Observação geral. Ainda não estou na posse de todos os instrumentos conceptuais necessários para formular e aprofundar a concepção apocalíptica da História e definir novas tarefas políticas. Sou, portanto, forçado a parasitar uma linguagem velha para formular uma novidade teórica que exige novos conceitos teóricos. Entretanto, para desbravar terreno, não tenho outro caminho a não ser o de correr o risco de dizer a novidade teórica numa linguagem inadequada.
J Francisco Saraiva de Sousa
5 comentários:
É certo que a derrota da esquerda portuguesa inspirou ou motivou a produção deste texto, mas evitei analisar o caso português, porque não confio nos portugueses.

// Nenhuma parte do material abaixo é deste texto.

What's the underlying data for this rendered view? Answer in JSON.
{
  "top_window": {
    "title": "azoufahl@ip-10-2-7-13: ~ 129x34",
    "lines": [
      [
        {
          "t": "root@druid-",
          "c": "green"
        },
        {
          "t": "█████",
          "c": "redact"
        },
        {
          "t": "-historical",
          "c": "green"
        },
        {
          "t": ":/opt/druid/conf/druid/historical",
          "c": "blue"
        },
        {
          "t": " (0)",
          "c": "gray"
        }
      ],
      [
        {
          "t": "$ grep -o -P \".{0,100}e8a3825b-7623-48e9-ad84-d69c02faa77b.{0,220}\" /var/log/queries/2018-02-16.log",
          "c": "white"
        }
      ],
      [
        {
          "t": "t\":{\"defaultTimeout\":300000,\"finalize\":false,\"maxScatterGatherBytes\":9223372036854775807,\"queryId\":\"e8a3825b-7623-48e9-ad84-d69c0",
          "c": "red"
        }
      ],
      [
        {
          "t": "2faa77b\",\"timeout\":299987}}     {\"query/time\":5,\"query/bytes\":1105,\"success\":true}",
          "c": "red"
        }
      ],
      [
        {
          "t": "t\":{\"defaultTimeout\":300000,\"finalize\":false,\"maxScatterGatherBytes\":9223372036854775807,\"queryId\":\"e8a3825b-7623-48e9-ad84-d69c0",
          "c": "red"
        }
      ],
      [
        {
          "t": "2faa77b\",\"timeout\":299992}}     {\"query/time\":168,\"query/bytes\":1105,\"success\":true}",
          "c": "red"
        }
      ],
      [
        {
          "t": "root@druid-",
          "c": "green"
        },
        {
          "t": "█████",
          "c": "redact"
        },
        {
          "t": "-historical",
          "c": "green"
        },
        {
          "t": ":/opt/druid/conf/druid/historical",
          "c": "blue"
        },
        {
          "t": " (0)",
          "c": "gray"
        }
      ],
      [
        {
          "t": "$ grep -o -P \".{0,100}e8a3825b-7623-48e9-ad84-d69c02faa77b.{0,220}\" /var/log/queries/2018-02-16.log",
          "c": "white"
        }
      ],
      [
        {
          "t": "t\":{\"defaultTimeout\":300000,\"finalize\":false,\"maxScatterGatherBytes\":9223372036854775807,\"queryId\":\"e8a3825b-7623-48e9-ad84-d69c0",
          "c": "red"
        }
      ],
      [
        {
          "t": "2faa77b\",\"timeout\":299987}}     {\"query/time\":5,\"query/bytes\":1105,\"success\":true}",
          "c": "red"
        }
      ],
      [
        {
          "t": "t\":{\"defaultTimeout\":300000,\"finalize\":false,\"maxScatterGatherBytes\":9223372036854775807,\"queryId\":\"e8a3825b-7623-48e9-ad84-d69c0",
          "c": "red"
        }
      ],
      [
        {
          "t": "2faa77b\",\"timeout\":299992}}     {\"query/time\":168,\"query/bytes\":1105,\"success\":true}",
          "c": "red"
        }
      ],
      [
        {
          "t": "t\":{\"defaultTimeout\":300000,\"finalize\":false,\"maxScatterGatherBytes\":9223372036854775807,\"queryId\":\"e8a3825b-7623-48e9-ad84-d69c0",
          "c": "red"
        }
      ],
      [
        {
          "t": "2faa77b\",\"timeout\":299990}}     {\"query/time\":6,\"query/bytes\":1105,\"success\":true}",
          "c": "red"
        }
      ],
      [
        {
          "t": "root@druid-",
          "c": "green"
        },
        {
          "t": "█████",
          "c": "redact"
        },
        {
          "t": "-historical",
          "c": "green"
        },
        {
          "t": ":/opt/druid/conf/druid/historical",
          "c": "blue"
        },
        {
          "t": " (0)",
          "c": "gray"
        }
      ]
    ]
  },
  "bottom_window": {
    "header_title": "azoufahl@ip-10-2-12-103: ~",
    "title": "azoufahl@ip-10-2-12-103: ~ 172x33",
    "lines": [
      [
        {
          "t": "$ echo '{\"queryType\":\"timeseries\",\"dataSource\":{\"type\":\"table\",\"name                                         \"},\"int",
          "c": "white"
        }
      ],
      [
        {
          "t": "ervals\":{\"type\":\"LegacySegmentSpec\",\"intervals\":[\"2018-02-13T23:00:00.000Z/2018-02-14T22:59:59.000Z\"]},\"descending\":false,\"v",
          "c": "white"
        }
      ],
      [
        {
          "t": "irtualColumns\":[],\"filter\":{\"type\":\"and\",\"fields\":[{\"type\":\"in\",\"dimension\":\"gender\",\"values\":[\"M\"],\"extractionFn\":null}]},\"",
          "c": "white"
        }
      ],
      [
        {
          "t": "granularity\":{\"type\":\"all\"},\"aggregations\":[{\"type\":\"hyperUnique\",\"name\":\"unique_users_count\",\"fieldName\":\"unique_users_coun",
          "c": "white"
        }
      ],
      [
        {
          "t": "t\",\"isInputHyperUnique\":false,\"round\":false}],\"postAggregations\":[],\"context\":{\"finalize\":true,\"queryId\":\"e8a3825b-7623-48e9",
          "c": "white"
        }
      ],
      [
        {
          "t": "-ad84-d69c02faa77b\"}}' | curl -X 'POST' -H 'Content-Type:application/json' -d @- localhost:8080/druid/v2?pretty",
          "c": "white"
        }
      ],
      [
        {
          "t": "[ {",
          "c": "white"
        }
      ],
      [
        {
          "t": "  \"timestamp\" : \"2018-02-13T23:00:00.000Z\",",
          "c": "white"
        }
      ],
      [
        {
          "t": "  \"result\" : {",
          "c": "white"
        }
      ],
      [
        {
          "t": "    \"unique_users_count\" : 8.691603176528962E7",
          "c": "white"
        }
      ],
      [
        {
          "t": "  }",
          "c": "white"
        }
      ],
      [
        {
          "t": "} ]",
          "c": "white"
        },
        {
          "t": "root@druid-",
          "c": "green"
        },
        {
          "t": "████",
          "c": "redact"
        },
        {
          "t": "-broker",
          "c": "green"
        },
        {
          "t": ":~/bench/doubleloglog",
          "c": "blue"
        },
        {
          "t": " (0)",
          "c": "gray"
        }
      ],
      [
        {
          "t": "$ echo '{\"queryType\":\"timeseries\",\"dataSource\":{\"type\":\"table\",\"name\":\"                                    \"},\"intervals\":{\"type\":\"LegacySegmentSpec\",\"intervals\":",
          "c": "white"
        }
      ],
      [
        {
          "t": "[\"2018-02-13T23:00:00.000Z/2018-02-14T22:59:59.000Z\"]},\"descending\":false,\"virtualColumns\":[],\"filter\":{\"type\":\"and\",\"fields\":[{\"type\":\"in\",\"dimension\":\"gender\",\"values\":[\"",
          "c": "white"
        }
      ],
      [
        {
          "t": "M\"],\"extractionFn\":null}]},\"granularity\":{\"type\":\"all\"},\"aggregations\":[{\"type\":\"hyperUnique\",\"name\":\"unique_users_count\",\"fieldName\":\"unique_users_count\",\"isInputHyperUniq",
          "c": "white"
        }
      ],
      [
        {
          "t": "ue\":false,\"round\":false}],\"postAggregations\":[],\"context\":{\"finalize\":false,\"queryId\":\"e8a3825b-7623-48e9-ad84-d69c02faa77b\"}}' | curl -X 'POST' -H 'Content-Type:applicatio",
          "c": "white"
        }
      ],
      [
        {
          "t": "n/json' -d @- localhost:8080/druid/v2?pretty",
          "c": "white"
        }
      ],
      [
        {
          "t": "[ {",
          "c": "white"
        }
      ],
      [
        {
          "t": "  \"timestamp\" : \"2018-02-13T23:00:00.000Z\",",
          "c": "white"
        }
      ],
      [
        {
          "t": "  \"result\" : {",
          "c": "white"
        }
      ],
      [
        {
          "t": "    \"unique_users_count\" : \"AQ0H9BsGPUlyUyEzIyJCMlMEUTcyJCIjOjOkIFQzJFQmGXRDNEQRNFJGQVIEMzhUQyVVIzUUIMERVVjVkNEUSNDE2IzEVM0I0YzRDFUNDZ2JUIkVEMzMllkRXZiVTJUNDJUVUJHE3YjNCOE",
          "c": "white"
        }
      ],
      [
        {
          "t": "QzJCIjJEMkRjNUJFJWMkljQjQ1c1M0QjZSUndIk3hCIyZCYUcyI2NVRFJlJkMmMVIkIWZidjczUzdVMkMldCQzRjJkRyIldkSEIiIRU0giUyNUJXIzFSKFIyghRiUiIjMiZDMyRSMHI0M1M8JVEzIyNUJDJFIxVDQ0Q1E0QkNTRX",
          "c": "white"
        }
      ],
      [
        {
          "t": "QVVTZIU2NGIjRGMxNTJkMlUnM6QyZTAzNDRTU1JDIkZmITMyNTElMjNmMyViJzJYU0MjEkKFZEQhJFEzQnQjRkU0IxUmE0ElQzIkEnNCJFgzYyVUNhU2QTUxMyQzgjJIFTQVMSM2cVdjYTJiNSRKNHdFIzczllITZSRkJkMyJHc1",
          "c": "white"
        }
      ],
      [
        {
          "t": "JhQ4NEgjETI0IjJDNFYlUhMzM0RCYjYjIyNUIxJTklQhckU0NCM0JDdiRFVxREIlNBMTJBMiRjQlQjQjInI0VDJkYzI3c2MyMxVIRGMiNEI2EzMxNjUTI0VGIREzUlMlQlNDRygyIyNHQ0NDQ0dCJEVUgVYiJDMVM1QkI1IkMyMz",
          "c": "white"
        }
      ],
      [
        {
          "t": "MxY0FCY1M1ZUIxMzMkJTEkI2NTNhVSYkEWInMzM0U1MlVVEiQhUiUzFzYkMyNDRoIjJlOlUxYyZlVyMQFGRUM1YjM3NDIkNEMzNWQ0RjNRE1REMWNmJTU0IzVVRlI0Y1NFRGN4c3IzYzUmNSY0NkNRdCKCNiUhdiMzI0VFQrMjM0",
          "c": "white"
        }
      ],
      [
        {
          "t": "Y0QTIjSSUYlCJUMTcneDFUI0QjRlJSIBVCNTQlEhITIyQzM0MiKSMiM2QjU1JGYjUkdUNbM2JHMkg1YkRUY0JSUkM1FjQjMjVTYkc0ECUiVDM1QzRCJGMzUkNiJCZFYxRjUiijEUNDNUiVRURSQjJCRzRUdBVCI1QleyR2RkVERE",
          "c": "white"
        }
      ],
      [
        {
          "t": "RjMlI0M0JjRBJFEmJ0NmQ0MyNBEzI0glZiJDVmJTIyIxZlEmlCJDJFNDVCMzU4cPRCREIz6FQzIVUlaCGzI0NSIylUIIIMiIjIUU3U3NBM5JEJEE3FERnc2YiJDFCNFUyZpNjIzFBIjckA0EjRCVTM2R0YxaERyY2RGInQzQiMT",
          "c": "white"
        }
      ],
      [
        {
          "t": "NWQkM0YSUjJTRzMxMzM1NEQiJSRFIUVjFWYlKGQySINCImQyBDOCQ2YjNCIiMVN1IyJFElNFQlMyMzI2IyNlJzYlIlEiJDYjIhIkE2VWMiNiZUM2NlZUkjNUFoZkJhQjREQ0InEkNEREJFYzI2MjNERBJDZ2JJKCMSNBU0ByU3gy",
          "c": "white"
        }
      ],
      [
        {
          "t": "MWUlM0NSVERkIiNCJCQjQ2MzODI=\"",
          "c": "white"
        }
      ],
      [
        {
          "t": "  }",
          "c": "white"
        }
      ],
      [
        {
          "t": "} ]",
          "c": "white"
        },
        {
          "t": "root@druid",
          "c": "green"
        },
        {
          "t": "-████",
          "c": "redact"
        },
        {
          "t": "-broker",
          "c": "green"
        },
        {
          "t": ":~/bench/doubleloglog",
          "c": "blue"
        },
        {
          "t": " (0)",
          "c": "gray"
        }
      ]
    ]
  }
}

Quem não queira ficar desesperado o melhor que faz é esquecer Portugal! :(
Ai, ai, meninas - n faço guerra com as minhas amigas brasileiras por causa das amigas portuguesas. Essa guerra é vossa, n é minha.
Ai, ai, tenho leitores muito exigentes - este texto atingiu um pico de audiência fabuloso, mas infelizmente não sou pago para filosofar permanentemente on-line. Mas gosto de desafios... Thanks!
Bem, a outra foto estava a revelar dificuldade de acesso e, por isso, substitui-a por outra da mesma torre.